Logo após o início da guerra, maioria das previsões de Ivashov, senão mesmo todas, corresponderam ao que veio ser a realidade na Rússia, na Ucrânia e na Europa inteira. Logo nesse mês de Fevereiro de 2022, o chanceler alemão Olaf Scholz, numa clara inversão da tendência de preservação da paz a todo o custo promovida pelos sociais-democratas alemães, proferiu que o envio de armas à Ucrânia seria a única “resposta responsável à agressão de Putin”. Para além disso, comprometeu-se a 100 biliões de dólares adicionais em gastos na defesa, à entrega de navios à Ucrânia e ao fim do gasoduto Nord Stream 2. Antes da chegada de Março, uma equipa de veteranos das forças especiais britânicas e americanas, experientes em combate corpo-a-corpo e em contraterrorismo, aceitaram a oferta do Presidente Volodymyr Zelensky para se juntarem a uma nova unidade de combatentes estrangeiros ao lado da Ucrânia: a Legião Internacional da Defesa Territorial da Ucrânia. Na própria Ucrânia, muitos falantes de russo, que seriam supostamente os que mais rapidamente adeririam à mobilização dos invasores, têm ingressado em aulas com o fim de dominarem melhor as suas capacidades de utilização do idioma ucraniano. Assim, a invasão russa teve o mérito de mostrar que os mais céticos e os mais desconfiados relativamente ao comportamento do maior país do mundo na Europa do Leste conseguem unir-se diante de evidentes atrocidades.

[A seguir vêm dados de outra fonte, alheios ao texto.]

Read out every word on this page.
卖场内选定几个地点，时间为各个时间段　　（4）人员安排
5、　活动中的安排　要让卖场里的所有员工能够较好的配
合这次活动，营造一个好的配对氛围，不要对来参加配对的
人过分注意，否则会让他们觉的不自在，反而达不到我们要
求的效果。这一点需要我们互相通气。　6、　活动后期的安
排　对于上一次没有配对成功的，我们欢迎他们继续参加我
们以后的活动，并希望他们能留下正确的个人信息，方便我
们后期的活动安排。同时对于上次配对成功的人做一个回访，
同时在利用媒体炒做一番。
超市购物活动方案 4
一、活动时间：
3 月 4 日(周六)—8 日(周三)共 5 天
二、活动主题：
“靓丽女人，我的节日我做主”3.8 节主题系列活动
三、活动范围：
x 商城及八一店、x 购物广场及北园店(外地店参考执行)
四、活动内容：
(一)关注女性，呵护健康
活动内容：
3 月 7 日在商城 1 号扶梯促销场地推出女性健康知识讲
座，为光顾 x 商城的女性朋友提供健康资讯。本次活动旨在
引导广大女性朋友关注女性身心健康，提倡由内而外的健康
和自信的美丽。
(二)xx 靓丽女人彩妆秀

À data a que chegámos, muito sobre aquilo que se temia relativamente às ambições da Rússia (a governada por Putin, claro) enquanto nostálgica relativamente ao passado imperial veio a confirmar-se. As principais são, diríamos nós, que a presença da Rússia na Ucrânia não é algo que vá acabar em pouco meses ou mesmo em poucos anos e que todos os esforços da Rússia em governar e a modelar o seu país vizinho segundo determinadas visões (nomeadamente putinistas e imperialistas) nunca deixarão os ucranianos ilesos. Putin, ao contrário do que afirmou em 2005, não parece aberto às “mudanças no espaço pós-soviético” mais previsíveis, aceitáveis e dignas no espaço soviético, buscando um “caos” imaginário onde quer que entenda que possa ser explicado com uma ou outra deturpação da história. Os ucranianos conhecem o direito que têm a seguir o caminho da “instabilidade”, isto é, do convívio saudável entre centro, esquerda e direita, à confortabilidade da sua sociedade civil e à defesa dos seus interesses nacionais, que durante décadas foram ameaçados e que estão a ser nitidamente minados desde há um ano. Putin, na verdade, irrita-se com todas as tentativas de o Ocidente contraria a hegemonia de um país revisionista e portador de planos que, a serem concretizados, beneficiarão muito poucos, ou mesmo ninguém.